今日発売の近代麻雀に掲載されていた、アカギを読んでて思い出したというか引っ掛かったんで探し出してきた。
季刊「藝能東西」一九七六年四月花吹雪号に掲載されたエッセイ、「麻雀はイメージ戦争」阿佐田哲也(色川武大)に書かれていたこと。
全部で4Pのショートエッセイですが、下記のは部分抜粋なので、気になった方は原典*1を参照することをお薦め致します。
まずいえることは、麻雀はイメージ戦争であるということである。
お互いの手牌は最終的に和了!という声で牌を倒し、相手の視線にさらしたときにはじめて実体がわかる。
それまではお互いに推察しあって対応しているのである。
お互いの頭の中にあるのは相手の実体ではなくイメージである。

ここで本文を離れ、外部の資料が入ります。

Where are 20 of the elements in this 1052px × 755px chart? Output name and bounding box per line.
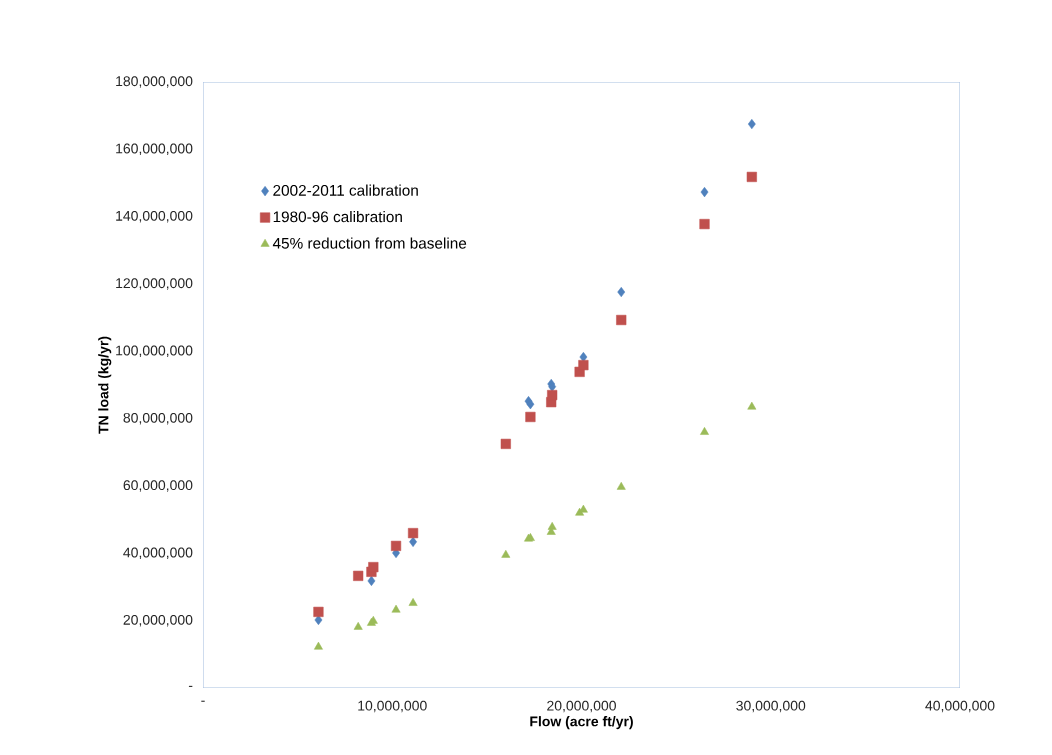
x-tick-label: 30,000,000 bbox=[736, 700, 806, 713]
y-tick-label: 160,000,000 bbox=[116, 143, 193, 156]
x-tick-label: 40,000,000 bbox=[925, 700, 995, 713]
y-tick-label: 180,000,000 bbox=[116, 76, 193, 88]
x-tick-label: 10,000,000 bbox=[358, 700, 427, 713]
y-tick-label: 140,000,000 bbox=[116, 210, 193, 223]
y-tick-label: - bbox=[188, 685, 193, 687]
legend-label: 45% reduction from baseline bbox=[272, 237, 467, 249]
legend-label: 2002-2011 calibration bbox=[273, 184, 418, 196]
x-axis-title: Flow (acre ft/yr) bbox=[530, 716, 633, 730]
y-axis-title: TN load (kg/yr) bbox=[98, 336, 112, 434]
y-tick-label: 40,000,000 bbox=[123, 547, 193, 560]
y-tick-label: 80,000,000 bbox=[123, 412, 193, 425]
y-tick-label: 120,000,000 bbox=[116, 278, 193, 290]
x-tick-label: 20,000,000 bbox=[547, 700, 616, 713]
y-tick-label: 20,000,000 bbox=[123, 614, 193, 627]
x-tick-label: - bbox=[201, 700, 205, 702]
y-tick-label: 60,000,000 bbox=[123, 480, 193, 492]
legend-label: 1980-96 calibration bbox=[273, 211, 402, 223]
y-tick-label: 100,000,000 bbox=[116, 345, 193, 358]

相手が抱いてるイメージと同じことをやってはいけない。
では、まず相手が自分に対してどんなイメージを抱いているか知る必要がある。
一歩進めていえば、相手に自由なイメージを持たせないために、こちらから特定のイメージを売りつけるのである。
思い込み、そんなはずは、しかしそれが。
ワシズさまのやったことと、今号で描かれた砂の中の、というのが通じるものがあるんじゃあないですかね。
下の文章はまた少し別の話も混じるのですが、武術とかの師匠が弟子を取るとき、最初に徹底的に痛めつけて上下関係を植えつける、なんて話も思い出しますね。
麻雀は一度、強いぞ、と思われたら七分方有利である。
この点は芸能と似ていて相手をまきこむことが必要なのだ。
強い者には相手が受身になってくれる。弱いと思われると、誰も警戒の眼を向けてくれない。
無警戒の方が有利に思えるが、そうではないのである。
これはスポーツやなんかでもそうなんですけど、一度決められた順列を覆すって、すげーエネルギーが要るんですよね。
鷲頭に勝ったアカギが天たちの前に現れるまでって、代打ちとして魅せる麻雀をしつつ「格が違う」「無敵」とか言われ続けてた筈なんだよなあと考えると、勝てる奴が出ないのも当然だったのかも。